The increasingly robust drilling, particularly for oil, has come in part parts of the Powder River Basin near Douglas, and also in part of the Denver Julesburg Basin near Cheyenne. Environmental groups are advocating that the setback be extended, even though the proximity to residential backyards in Wyoming is not as close as in other states touched by the shale boom.

Reviewing the setback rules is not specifically detailed in the 47 initiatives in Gov. Matt Mead's energy strategy now being implemented by the state government (see Shale Daily, May 20, 2013), but it easily inferred as part of the strategy's call for a "comprehensive rule review," Black said.

PAW has yet to take a stand on the setback rule, and Robitaille said operators look at the 350-foot requirement as an "absolute minimum." He knows of only one case where a well is that close to a home, and he is still trying to verify if the home was built after the well was drilled.

"If you're in that situation [where the 350-foot limit is an issue], there are all kinds of things an operator can do, including moving the drilling location," Robitaille said. "The rule doesn't mean anyone is going to go out and drill a well exactly 350 feet from a home."

What has prompted the environmental concerns has been new oil drilling in portions of the southern Powder River Basin, he said. "References to the Niobrara Shale formation being involved are incorrect. The drilling has been coming into areas that are already developed," said Black, adding that in his past work in Colorado the issue of development moving toward existing oil/gas operations was raised. "People argued that there ought to be setbacks imposed on both sides -- the development of oil/gas and the development of habitable property.

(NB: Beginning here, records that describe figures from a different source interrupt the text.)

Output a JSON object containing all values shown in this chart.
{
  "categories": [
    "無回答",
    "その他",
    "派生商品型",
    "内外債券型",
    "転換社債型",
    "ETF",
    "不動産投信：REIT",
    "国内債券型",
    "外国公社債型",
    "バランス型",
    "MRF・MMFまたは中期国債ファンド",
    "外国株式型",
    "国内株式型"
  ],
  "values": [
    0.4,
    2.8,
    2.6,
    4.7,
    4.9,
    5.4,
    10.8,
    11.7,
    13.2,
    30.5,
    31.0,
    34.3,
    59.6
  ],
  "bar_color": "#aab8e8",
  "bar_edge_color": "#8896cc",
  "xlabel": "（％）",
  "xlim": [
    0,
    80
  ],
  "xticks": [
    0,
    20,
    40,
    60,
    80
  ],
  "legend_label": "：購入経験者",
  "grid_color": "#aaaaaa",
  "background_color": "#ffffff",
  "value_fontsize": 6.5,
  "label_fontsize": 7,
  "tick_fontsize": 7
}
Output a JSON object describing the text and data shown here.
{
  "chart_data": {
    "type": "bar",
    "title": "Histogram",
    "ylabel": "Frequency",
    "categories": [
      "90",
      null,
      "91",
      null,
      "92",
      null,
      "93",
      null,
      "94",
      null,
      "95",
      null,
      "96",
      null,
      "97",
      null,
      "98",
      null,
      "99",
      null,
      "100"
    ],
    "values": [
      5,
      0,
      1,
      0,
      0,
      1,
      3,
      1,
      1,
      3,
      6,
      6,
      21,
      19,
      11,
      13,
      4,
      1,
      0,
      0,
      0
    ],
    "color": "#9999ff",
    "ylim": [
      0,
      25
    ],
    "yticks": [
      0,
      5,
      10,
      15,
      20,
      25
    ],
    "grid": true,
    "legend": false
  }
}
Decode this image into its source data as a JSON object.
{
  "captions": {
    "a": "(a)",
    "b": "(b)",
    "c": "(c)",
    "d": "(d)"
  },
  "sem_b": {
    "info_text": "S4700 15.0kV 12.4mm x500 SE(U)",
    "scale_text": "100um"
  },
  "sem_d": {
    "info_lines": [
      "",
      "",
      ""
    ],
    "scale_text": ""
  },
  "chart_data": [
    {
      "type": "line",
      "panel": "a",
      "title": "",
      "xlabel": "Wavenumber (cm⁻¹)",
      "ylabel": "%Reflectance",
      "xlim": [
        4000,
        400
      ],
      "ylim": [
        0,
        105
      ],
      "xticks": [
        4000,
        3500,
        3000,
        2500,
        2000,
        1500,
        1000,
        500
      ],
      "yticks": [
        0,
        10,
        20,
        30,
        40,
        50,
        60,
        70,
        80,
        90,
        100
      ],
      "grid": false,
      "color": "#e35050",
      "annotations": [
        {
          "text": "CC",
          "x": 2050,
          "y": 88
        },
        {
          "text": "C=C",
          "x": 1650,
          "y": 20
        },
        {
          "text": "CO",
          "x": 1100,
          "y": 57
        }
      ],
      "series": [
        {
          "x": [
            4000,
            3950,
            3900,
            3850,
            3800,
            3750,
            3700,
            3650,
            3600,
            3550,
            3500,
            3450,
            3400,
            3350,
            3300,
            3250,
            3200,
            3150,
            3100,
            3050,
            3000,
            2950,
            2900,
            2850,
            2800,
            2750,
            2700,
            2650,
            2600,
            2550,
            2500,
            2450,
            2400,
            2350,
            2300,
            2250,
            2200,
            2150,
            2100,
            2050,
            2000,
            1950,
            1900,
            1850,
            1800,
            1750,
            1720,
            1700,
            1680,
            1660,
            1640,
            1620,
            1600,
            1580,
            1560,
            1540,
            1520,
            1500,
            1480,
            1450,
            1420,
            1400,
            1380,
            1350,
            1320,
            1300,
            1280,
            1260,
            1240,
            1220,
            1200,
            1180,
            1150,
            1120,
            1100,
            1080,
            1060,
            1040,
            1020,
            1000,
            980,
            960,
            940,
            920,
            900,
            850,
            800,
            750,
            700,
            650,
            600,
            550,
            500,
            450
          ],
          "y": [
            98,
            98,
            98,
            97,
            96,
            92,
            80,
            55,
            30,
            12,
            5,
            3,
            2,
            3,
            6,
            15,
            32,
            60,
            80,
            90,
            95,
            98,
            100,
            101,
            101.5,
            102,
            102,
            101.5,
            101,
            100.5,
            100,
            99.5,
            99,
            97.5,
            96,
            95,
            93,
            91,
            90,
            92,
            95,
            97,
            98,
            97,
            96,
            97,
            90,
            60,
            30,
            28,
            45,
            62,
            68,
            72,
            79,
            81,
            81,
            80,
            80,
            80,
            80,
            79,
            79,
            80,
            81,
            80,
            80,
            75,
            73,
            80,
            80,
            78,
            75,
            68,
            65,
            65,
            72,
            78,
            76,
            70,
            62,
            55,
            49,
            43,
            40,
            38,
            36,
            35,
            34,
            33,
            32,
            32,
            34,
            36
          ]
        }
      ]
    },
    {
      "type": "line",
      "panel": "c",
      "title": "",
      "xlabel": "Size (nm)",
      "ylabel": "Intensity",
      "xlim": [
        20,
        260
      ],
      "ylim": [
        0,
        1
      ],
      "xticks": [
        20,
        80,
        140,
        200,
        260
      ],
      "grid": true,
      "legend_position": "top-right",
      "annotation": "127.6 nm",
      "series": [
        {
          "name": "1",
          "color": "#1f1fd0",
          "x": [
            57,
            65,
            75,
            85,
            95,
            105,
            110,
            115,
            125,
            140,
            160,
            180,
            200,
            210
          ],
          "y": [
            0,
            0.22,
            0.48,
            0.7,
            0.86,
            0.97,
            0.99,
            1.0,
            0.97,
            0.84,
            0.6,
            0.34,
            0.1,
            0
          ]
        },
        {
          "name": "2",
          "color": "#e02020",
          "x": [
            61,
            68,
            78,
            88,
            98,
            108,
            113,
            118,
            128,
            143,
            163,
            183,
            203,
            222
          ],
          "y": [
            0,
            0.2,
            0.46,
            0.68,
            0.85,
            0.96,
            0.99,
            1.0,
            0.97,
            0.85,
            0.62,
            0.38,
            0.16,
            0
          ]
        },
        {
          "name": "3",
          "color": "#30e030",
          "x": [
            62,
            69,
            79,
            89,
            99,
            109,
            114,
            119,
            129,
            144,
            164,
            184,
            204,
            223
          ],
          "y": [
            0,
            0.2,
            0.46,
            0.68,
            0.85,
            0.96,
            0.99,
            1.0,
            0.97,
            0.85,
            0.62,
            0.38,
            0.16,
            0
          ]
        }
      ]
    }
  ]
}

"It is just something we are going to take a look at, we don't have a specific time frame, but I am hopeful we can get this accomplished this year."

In addition to the setback rule, the resource council has also raised the flaring issue, and the WOGCC itself is looking at bonding requirements for drillers as the exploration/production activity picks up.

"There are all kinds of issues floating out there, but nothing has been put formally into place," Robitaille told NGI's Shale Daily.